She fixed her eyes upon her father’s lowering face. “Father,” she said, “if you’ll give it up—if you’ll promise to stop this sort of thing—and be loyal ... or, if you can’t be loyal, to stop helping Germany....”

“Sure he will,” said Philip, winking at von Essen. “We all will, Miss. Tickled to death to promise. We’re about filled up with the business, anyhow.”

“If you had killed Potter—” she said to her father.

“But we didn’t,” Philip said, quickly.

“No—you didn’t.... And he’s my father. I’ve thought of that ... night after night and day after day.... I can’t expose him.... I despise him, but even my country couldn’t ask me to expose him.”

“Huh!...” snorted von Essen.

She drooped pitifully. His brutality, the stress of the moments she had passed through, left her weak, trembling.

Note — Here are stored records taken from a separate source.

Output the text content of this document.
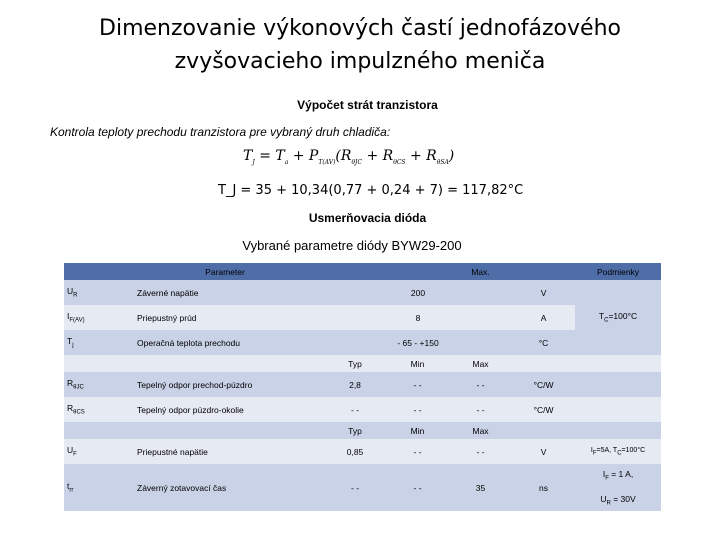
Dimenzovanie výkonových častí jednofázového
zvyšovacieho impulzného meniča
Výpočet strát tranzistora
Kontrola teploty prechodu tranzistora pre vybraný druh chladiča:
$T_J = T_a + P_{T(AV)}(R_{\theta JC} + R_{\theta CS} + R_{\theta SA})$
T_J = 35 + 10,34(0,77 + 0,24 + 7) = 117,82°C
Usmerňovacia dióda
Vybrané parametre diódy BYW29-200
Parameter			Max.			Podmienky
$U_R$	Záverné napätie	200			V	$T_C=100^\circ C$
$I_{F(AV)}$	Priepustný prúd	8			A	
$T_j$	Operačná teplota prechodu	- 65 - +150			°C	
		Typ	Min	Max		
$R_{\theta JC}$	Tepelný odpor prechod-púzdro	2,8	- -	- -	°C/W	
$R_{\theta CS}$	Tepelný odpor púzdro-okolie	- -	- -	- -	°C/W	
		Typ	Min	Max		
$U_F$	Priepustné napätie	0,85	- -	- -	V	$I_F=5A$, $T_C=100^\circ C$
$t_{rr}$	Záverný zotavovací čas	- -	- -	35	ns	$I_F = 1$ A,
$U_R = 30V$
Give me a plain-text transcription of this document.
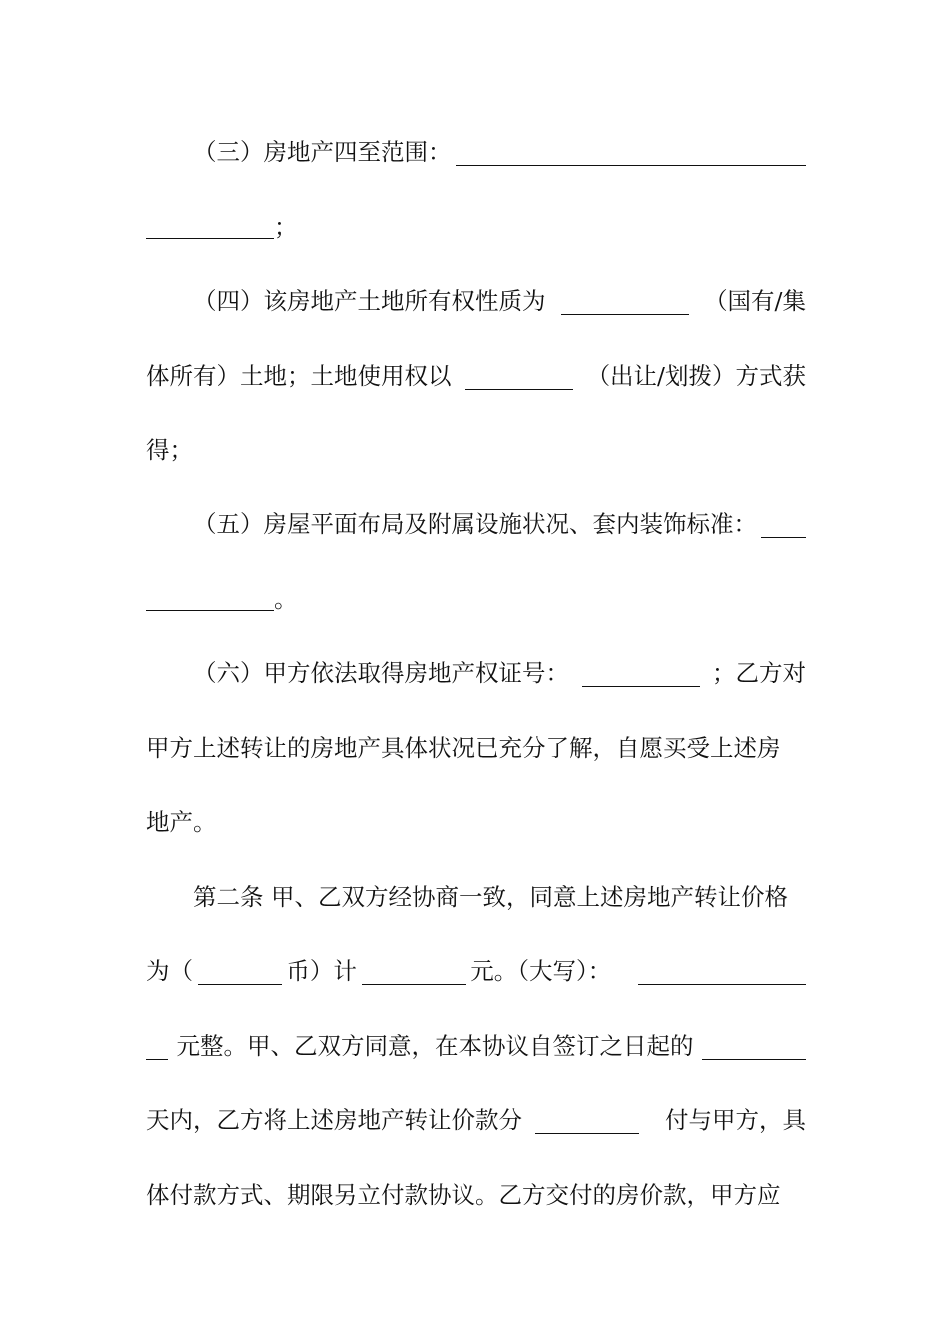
（三）房地产四至范围：
；
（四）该房地产土地所有权性质为	（国有/集
体所有）土地；土地使用权以	（出让/划拨）方式获
得；
（五）房屋平面布局及附属设施状况、套内装饰标准：
。
（六）甲方依法取得房地产权证号：	；乙方对
甲方上述转让的房地产具体状况已充分了解，自愿买受上述房
地产。
第二条 甲、乙双方经协商一致，同意上述房地产转让价格
为（	币）计	元。（大写）：
元整。甲、乙双方同意，在本协议自签订之日起的
天内，乙方将上述房地产转让价款分	付与甲方，具
体付款方式、期限另立付款协议。乙方交付的房价款，甲方应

“Your mother used to believe in a God,” said von Essen, and there was the hint of a sneer in his voice. “Do you take it from her?”

“I believe,” she said, simply.

He strode to a bookcase, drew out a Bible, over which himself and fellow German dabblers in materialistic philosophy had wrangled, and thrust it before her. “Put your hand on it,” he ordered. “Put your hand on it and swear that you will never repeat to a human being what you know about this business.... Swear!”